- Born: Dwi Lestari Pramesti 25 April 1989 (age 35) Jakarta, Indonesia
- Education: University of Indonesia
- Occupation: Pediatrician
- Years active: 2007–present

= Mesty Ariotedjo =

Medical doctor

Dwi Lestari Pramesti (born 25 April 1989) is the CEO at Tentang Anak, a parenting products brand in Indonesia. Pramesti is also a pediatrician and public health practitioner. She started building Tentang Anak while taking maternity leave during COVID-19.

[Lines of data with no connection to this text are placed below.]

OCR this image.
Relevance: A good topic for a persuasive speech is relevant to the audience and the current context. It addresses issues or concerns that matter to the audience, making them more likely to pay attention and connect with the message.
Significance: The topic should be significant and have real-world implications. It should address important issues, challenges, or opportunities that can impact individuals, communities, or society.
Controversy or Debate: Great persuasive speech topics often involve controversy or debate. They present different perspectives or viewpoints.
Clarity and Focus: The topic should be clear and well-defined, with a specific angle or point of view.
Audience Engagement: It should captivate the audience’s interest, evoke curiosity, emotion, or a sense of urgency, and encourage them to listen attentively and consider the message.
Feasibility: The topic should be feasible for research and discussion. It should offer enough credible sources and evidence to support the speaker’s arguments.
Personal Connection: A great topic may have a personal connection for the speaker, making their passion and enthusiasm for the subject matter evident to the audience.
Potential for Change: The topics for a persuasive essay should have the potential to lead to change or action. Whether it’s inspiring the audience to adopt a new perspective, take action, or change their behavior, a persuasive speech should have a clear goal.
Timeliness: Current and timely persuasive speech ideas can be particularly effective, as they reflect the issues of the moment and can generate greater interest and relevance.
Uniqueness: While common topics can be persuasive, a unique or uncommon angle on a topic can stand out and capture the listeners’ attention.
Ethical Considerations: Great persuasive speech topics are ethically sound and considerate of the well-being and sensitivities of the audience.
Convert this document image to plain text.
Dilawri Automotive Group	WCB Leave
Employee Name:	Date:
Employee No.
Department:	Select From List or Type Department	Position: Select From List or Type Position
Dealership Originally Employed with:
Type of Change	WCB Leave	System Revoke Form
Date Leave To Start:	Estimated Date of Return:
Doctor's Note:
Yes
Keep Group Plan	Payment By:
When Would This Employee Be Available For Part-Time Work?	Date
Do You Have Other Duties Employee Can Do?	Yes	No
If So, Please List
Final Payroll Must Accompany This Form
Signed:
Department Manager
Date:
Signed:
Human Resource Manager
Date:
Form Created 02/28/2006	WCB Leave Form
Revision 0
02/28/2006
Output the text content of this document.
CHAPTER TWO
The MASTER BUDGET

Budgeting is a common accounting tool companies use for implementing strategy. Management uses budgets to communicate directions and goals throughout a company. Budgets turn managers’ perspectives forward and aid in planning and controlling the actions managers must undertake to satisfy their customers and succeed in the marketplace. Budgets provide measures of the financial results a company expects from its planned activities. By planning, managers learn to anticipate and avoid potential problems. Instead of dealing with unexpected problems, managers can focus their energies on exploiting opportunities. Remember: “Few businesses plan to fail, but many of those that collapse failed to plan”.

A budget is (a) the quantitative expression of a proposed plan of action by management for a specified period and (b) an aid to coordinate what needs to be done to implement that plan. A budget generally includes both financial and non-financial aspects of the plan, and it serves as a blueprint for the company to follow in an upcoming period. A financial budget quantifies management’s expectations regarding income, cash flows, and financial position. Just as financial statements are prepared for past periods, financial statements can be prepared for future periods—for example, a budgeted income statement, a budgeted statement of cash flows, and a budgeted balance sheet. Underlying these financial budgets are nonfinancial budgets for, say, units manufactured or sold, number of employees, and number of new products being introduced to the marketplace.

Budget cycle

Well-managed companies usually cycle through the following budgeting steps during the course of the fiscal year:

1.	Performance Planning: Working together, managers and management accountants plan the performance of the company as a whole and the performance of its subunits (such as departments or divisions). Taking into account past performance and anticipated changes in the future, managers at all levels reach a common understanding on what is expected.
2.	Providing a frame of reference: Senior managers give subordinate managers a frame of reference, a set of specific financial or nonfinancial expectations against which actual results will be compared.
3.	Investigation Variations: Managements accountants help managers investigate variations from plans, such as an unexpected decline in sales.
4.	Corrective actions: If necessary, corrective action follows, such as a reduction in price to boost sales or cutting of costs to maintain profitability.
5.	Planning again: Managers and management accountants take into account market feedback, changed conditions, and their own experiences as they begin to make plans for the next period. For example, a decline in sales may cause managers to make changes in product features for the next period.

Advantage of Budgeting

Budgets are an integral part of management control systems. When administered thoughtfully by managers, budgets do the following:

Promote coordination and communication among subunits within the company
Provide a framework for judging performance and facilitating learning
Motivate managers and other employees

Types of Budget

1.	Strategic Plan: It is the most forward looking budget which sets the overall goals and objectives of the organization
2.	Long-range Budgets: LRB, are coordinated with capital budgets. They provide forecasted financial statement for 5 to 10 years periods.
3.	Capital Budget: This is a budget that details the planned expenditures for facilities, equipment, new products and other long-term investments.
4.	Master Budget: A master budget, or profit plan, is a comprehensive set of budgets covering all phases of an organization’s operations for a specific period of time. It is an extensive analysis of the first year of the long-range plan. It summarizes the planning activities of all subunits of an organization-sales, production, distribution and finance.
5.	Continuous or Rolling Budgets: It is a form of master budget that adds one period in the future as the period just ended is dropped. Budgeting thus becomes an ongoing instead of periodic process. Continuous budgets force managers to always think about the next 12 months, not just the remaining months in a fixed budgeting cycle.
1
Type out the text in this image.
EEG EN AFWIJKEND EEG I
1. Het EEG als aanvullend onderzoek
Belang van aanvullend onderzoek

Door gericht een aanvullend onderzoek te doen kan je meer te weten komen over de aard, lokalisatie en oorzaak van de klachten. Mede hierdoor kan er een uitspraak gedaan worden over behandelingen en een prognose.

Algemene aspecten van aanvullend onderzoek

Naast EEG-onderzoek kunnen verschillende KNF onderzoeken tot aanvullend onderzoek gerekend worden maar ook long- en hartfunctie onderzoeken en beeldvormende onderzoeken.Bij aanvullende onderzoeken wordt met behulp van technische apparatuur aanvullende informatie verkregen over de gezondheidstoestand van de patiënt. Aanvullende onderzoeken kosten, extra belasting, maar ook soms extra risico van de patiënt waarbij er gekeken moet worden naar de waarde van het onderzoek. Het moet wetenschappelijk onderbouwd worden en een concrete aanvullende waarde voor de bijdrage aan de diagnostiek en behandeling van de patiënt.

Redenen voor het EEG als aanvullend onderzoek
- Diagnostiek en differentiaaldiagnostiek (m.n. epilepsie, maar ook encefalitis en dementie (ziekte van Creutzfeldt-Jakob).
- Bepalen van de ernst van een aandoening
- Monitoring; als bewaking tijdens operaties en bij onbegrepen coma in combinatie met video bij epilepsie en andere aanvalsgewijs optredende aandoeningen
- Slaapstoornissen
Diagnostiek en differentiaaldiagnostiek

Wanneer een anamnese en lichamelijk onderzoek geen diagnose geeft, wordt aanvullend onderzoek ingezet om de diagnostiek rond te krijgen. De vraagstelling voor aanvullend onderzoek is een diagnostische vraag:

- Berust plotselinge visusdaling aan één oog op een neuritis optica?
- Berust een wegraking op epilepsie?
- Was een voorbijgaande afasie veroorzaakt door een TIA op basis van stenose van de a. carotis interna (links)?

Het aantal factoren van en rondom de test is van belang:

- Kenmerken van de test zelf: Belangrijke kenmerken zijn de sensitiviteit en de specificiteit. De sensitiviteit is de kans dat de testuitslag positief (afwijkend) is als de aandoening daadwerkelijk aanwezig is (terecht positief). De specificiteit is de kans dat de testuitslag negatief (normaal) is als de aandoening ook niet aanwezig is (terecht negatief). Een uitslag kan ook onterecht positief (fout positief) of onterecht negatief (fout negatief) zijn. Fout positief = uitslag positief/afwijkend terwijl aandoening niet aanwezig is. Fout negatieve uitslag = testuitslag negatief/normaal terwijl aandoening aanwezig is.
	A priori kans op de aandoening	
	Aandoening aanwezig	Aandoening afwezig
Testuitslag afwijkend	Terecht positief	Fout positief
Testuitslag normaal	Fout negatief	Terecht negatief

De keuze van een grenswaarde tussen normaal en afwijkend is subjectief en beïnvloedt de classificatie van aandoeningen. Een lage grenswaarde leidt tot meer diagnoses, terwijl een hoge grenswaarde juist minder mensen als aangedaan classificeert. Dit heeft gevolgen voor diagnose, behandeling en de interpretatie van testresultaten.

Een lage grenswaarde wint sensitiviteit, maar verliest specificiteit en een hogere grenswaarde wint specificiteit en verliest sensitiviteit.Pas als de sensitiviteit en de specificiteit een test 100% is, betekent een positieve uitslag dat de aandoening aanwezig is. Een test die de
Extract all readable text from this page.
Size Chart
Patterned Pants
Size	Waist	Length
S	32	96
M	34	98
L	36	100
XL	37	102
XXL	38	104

Mesty Ariotedjo is the youngest member of World Economic Forum 2014 from Indonesia. She is also a member of Global Shapers Jakarta.

==Early life==
Mesty Ariotedjo was born in Jakarta. Her father, Arie Ariotedjo, works as a business executive in a various companies. Her mother, Arti Ariotedjo (née Prawirakusumah), is a socialite and a housewife. Her grandfather, Sri Bima Ariotedjo, was the Indonesian Ambassador to the Philippines.

Ariotedjo was raised as a Muslim. She has Javanese ancestry from her father and Sundanese from her mother. Ariotedjo graduated from SMA Negeri 8 Jakarta in 2007. In 2012, she graduated from Faculty of Medicine, University of Indonesia.